US retail sales figures have disappointed with growth of just 0.4 per cent in June, falling from 0.5 per cent in the last month (revised down from 0.6 per cent growth).
Food and drinking establishment sales saw their biggest fall since February 2008.
Analysts had expected an increase to 0.8 per cent growth this month. Sales ex autos was entirely flat, down from 0.3 growth (economists forecast growth of 0.4 per cent).
As a result, the dollar has taken a knock, sliding against the pound on the news.
This picture doesn't marry up with very high consumer confidence, which we saw come in at 84.1 in June.
Paul Dales, senior US economist, Capital Economics:
The disappointing 0.4% m/m rise in US retail sales values in June (consensus +0.8%) increases the chances that GDP grew at an annualised rate of less than 1% in the second quarter.
Only 0.1ppt of the rise was due to the higher gasoline price increasing gasoline station sales by 0.7% m/m.

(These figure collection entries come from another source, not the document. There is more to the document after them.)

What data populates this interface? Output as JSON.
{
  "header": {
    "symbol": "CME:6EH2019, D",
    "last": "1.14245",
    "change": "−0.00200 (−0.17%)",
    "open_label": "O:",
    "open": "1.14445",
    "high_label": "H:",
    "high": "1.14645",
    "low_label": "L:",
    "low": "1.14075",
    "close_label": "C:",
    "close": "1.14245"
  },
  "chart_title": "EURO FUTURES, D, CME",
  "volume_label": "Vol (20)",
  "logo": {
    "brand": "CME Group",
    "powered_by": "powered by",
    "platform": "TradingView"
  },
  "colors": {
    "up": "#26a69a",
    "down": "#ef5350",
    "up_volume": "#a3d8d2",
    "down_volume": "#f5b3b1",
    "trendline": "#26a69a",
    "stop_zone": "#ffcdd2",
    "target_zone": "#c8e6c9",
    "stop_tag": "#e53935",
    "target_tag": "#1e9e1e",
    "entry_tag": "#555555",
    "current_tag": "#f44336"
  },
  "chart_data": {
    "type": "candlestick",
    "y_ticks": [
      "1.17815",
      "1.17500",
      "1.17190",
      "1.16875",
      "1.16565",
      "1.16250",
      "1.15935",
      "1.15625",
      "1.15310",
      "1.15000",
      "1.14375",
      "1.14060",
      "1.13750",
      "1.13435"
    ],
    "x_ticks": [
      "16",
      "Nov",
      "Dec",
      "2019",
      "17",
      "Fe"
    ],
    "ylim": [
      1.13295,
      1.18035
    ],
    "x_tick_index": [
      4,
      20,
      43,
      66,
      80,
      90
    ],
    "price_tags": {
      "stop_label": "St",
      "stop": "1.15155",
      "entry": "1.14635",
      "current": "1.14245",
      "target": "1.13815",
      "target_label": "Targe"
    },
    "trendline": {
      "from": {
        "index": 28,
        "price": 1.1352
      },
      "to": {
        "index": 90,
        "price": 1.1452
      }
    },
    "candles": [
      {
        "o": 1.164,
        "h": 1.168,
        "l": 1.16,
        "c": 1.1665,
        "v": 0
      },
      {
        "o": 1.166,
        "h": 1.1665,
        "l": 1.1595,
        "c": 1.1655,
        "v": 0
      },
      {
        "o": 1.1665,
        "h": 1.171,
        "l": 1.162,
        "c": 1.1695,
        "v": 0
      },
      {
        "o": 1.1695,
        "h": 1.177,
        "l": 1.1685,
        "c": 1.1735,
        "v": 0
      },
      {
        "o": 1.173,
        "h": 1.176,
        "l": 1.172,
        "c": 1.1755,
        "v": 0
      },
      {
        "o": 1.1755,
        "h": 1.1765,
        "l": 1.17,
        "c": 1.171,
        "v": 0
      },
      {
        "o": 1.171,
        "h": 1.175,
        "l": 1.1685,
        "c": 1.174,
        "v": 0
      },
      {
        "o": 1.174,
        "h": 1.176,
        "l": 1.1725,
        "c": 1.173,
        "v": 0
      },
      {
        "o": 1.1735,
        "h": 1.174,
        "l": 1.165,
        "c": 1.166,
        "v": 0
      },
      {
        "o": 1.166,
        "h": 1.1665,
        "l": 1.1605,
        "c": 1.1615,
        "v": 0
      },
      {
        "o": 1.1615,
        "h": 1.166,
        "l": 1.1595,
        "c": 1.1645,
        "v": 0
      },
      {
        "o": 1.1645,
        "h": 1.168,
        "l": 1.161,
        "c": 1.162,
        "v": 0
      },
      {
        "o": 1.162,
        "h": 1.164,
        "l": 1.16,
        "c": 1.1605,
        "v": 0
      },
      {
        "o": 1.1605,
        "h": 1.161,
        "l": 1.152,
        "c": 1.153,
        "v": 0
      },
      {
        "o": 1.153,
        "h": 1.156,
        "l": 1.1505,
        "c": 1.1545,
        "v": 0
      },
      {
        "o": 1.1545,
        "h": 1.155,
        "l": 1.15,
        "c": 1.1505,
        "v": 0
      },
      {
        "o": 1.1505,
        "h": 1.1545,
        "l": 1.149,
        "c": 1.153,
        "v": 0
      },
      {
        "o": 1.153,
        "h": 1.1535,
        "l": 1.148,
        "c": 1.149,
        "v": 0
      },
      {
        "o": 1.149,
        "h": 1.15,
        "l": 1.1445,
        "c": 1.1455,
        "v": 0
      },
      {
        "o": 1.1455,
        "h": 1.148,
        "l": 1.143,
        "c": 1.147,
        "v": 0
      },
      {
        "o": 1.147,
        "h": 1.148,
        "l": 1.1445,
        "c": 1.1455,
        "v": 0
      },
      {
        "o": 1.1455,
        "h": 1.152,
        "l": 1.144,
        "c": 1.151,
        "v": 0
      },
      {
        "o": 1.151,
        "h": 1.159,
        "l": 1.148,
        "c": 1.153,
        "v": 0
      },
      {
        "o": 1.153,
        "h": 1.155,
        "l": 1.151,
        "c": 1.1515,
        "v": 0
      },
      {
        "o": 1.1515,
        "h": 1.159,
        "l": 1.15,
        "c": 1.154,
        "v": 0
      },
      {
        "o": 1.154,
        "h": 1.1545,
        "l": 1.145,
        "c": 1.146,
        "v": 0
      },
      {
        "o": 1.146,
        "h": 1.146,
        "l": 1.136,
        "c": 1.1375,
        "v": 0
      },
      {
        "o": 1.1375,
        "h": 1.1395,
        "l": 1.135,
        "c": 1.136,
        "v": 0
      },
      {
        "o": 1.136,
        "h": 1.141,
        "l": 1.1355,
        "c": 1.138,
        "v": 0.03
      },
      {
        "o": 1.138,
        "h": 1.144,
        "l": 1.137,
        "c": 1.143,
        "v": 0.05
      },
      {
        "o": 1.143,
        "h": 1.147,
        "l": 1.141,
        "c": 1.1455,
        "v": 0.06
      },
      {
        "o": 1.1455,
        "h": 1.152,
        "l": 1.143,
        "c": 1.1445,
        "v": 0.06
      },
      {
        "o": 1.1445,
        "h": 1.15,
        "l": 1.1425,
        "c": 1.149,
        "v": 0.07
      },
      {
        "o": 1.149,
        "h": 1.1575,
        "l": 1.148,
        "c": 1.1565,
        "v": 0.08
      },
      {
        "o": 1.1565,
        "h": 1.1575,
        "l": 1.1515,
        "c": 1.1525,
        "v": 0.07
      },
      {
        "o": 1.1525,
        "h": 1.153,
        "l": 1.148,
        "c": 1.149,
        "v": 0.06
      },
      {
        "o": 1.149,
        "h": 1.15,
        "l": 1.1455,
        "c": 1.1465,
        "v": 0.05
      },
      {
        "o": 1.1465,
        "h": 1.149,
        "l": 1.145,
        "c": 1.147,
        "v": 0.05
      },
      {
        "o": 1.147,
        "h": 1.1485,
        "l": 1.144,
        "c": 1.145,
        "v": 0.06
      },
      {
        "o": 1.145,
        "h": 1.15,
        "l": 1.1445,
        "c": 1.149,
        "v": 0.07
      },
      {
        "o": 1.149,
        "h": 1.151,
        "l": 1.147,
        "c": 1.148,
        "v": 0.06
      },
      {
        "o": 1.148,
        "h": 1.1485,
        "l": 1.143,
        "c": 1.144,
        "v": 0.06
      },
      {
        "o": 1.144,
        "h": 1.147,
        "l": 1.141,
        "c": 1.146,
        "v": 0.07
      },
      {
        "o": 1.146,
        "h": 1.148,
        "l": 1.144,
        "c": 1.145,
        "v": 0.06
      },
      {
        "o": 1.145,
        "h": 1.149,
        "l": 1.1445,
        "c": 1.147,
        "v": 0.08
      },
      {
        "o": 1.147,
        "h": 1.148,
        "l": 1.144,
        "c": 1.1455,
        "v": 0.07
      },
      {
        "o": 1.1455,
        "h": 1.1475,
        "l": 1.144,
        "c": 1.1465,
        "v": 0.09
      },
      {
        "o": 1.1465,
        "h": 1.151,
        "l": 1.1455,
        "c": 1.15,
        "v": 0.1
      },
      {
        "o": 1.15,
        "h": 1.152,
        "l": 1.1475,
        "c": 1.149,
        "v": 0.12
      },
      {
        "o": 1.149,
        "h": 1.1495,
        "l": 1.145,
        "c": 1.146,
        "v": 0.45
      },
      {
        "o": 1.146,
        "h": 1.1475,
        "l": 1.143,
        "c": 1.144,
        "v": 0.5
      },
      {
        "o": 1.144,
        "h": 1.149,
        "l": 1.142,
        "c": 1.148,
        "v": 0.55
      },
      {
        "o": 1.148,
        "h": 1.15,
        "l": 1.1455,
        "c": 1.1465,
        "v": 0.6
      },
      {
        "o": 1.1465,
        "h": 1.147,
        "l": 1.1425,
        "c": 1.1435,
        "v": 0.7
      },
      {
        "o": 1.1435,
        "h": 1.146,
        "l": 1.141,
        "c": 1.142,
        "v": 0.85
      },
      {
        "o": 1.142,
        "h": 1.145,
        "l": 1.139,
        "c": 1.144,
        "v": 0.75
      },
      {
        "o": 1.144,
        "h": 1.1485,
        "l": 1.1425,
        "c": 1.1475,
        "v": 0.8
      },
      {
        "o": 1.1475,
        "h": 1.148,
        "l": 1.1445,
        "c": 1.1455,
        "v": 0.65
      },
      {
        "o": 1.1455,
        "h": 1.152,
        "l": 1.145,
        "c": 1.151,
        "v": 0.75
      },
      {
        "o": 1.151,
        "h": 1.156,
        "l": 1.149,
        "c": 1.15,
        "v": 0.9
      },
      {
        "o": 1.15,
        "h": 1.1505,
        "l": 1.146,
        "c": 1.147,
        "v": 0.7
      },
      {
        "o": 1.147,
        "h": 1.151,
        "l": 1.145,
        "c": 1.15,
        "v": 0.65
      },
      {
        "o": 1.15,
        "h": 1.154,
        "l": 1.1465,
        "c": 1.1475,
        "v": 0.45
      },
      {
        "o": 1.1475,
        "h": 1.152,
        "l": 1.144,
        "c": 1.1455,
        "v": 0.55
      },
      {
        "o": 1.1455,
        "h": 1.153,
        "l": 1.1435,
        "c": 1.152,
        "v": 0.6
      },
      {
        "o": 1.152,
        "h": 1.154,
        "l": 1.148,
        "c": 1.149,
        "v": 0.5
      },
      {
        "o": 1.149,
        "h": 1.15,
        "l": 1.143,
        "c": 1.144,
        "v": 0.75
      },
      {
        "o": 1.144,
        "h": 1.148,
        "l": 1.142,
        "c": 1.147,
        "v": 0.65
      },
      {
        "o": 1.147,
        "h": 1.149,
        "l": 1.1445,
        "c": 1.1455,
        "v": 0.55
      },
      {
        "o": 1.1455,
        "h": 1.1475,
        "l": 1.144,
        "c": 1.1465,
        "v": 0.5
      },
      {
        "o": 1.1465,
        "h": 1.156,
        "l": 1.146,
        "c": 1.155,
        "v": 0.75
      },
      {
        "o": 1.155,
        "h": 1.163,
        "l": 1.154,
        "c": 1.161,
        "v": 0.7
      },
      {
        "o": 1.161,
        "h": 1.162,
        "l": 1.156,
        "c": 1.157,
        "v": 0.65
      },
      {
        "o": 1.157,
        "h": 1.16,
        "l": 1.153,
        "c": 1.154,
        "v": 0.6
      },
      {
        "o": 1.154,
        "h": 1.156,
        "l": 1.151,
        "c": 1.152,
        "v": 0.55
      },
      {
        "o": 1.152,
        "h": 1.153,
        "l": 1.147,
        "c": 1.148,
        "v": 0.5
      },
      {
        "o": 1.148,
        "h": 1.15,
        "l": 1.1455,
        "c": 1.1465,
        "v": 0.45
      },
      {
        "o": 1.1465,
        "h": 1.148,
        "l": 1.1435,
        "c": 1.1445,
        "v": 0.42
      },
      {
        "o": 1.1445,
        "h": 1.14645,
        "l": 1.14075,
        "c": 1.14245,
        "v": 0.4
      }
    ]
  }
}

Instead, the bulk of the gain was due to a 1.8% m/m rise in auto sales. But we’re less interested in this as the BEA uses the alternative unit sales figures to calculate real consumption. That’s why we are more concerned that sales excluding gasoline, autos and building materials rose by just 0.1% m/m. We had expected a 0.3% m/m rise. What’s more, May’s 0.3% m/m gain in this measure of underlying sales was revised down to a 0.2% rise.
This all means that annualised real consumption growth in the second quarter may have been between 1.0-1.5%, down from the 1.5-2.0% we previously expected. The risks to our forecast that second-quarter GDP rose by 1.0% are shifting to the downside. Looking ahead, the latest pick-up in jobs and earnings growth bode well for consumption in the third quarter. But it is disconcerting that retail sales growth lost more momentum as the second quarter progressed.